Dafür nimmt MBS in Kauf, dass Putins Regierung verschnupft auf das geplante Treffen reagiert. Russland wolle wissen, was in Dschidda besprochen werde, sagte Kremlsprecher Dmitri Peskow. Mohammed bin Salman erwartet aber keinen grösseren Ärger mit Russland, das sich nicht leisten kann, noch mehr internationale Partner zu verlieren.
Auch andere Politiker nutzen diese aussenpolitische Schwäche Putins aus. Der türkische Präsident Recep Tayyip Erdogan, der wie MBS eng mit Putin zusammenarbeitet, stiess die russische Regierung vor Kurzem mit der Freilassung ukrainischer Offiziere vor den Kopf, die in russische Gefangenschaft geraten und im Rahmen eines Gefangenenaustauschs in die Türkei gekommen waren.
Zudem signalisierte Erdogan, dass er seinen Widerstand gegen die Aufnahme von Schweden in die Nato aufgeben will.
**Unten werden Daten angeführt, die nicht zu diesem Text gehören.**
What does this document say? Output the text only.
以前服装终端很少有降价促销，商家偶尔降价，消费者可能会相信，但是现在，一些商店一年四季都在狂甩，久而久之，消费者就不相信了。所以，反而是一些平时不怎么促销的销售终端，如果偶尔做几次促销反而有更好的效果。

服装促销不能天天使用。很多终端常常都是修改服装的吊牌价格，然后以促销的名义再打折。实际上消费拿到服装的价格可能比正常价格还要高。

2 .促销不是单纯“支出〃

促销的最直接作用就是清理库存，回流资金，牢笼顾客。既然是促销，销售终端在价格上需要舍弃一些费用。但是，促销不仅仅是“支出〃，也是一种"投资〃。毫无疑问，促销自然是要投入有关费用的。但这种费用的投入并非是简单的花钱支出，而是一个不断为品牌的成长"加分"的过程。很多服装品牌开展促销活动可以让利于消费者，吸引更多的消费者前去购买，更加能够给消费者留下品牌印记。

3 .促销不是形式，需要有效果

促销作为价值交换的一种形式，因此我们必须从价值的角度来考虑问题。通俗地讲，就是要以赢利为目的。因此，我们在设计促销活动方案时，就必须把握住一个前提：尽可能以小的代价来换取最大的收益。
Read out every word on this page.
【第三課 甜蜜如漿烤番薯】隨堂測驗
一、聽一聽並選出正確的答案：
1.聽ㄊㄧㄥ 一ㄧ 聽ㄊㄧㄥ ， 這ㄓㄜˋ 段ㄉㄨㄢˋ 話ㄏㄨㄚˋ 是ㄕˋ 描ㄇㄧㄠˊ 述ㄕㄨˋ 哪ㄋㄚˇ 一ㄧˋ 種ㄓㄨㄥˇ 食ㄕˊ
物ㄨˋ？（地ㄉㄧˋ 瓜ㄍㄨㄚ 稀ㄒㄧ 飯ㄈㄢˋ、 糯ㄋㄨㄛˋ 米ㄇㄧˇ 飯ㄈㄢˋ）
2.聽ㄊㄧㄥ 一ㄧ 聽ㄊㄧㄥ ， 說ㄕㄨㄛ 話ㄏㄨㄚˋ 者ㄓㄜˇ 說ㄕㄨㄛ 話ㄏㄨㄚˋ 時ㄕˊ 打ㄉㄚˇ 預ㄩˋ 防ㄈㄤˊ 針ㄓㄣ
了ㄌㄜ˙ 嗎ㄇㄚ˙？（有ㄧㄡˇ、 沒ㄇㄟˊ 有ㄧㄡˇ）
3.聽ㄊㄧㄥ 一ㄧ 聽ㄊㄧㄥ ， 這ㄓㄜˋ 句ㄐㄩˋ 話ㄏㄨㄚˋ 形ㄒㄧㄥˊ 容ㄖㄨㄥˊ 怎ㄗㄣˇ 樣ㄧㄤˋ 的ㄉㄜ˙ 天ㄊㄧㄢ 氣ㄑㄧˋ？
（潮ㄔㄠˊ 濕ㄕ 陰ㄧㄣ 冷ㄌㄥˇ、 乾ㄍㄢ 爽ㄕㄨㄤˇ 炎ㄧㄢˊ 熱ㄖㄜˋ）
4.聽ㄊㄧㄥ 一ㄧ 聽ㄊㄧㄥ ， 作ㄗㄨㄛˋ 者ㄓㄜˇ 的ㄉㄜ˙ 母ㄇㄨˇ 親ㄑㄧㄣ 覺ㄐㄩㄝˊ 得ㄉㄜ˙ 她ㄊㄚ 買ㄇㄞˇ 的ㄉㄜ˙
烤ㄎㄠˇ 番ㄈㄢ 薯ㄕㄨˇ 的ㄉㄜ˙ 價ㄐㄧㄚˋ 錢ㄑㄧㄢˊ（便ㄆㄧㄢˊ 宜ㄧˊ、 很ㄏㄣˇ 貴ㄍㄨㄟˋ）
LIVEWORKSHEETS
Wie MBS sieht Erdogan eine Gelegenheit, seine westlichen Partner zu beschwichtigen, indem er sich etwas von Russland distanziert.
Dass Saudi-Arabien die Ukraine-Konferenz ohne Russland ausrichtet, bedeutet nach Meinung Sons nicht, dass Riad in dem Konflikt jetzt eindeutig Partei für den Westen ergreift. Riad wolle sich die Zusammenarbeit mit Russland bei Opec-Plus nicht verderben und sehe den Krieg vor allem als Problem des Westens. «Das Sowohl-als-auch geht weiter», sagte Sons über die saudische Haltung zum Ukraine-Krieg.